The newly-appointed agriculture minister, Miroslav Toman, has said he will move to regulate the number of promotional campaigns in supermarket chains. The announcement comes in the wake of a controversial promo campaign at the German retailer Kaufland which recently offered shoppers a liter of milk for the price of just 1 crown.
The highly publicized Kaufland promo campaign had shoppers taking the retailer by storm, but it brought an angry reaction from the Agriculture Ministry which accused the chain of selling at dumping prices.
Now the new agriculture minister says it is high time to bring some order into the promo discounts race among supermarket chains that he says has spiraled out of control.
“There is no sense in barring temporary discounts on selected goods, that is a perfectly legitimate sales practice, but when some items are sold under production costs for months on end, something is clearly wrong,” Toman said in an interview for the news site idnes.cz.
Promotional campaigns at supermarket chains are a major phenomenon in the Czech Republic, where thousands of elderly people study sales leaflets before making a round of various stores. Supermarket chains are now caught up in the race, offering more and more promo campaigns throughout the year and sending out their agents on mystery shopping missions to rival chains.
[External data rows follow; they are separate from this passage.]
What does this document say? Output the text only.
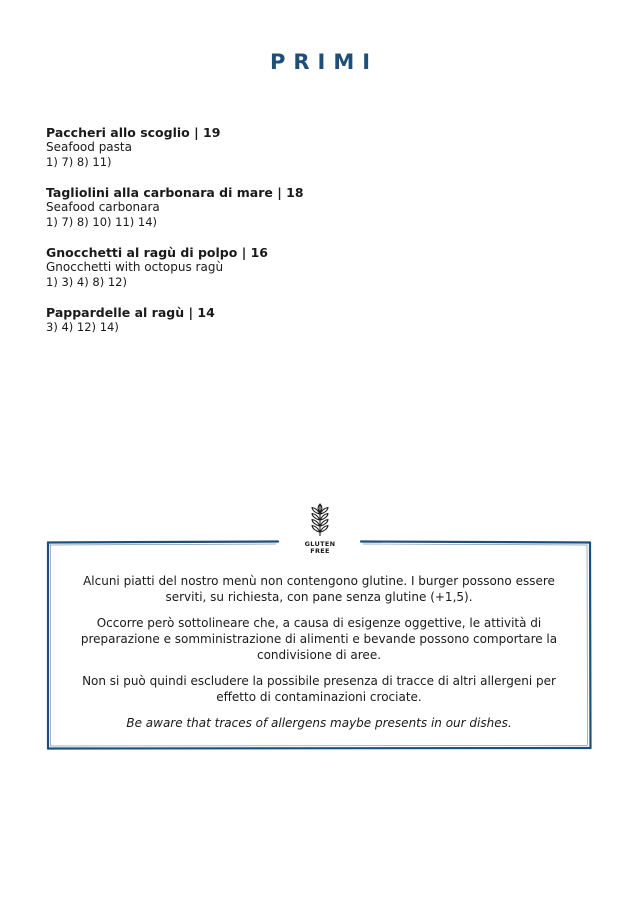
PRIMI
Paccheri allo scoglio | 19
Seafood pasta
1) 7) 8) 11)
Tagliolini alla carbonara di mare | 18
Seafood carbonara
1) 7) 8) 10) 11) 14)
Gnocchetti al ragù di polpo | 16
Gnocchetti with octopus ragù
1) 3) 4) 8) 12)
Pappardelle al ragù | 14
3) 4) 12) 14)
GLUTEN
FREE

Alcuni piatti del nostro menù non contengono glutine. I burger possono essere serviti, su richiesta, con pane senza glutine (+1,5).

Occorre però sottolineare che, a causa di esigenze oggettive, le attività di preparazione e somministrazione di alimenti e bevande possono comportare la condivisione di aree.

Non si può quindi escludere la possibile presenza di tracce di altri allergeni per effetto di contaminazioni crociate.

Be aware that traces of allergens maybe presents in our dishes.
None of them want to risk losing profit by breaking the vicious circle.
The agriculture ministry says that promo campaigns lasting practically all-year-round on some goods are hurting Czech food producers and depriving the state of value added tax. Minister Toman says he will take steps to restrict the amount of goods that can be sold at a discount within a given promo campaign and the frequency of such campaigns in the course of the year, both of which are much higher than in other EU states.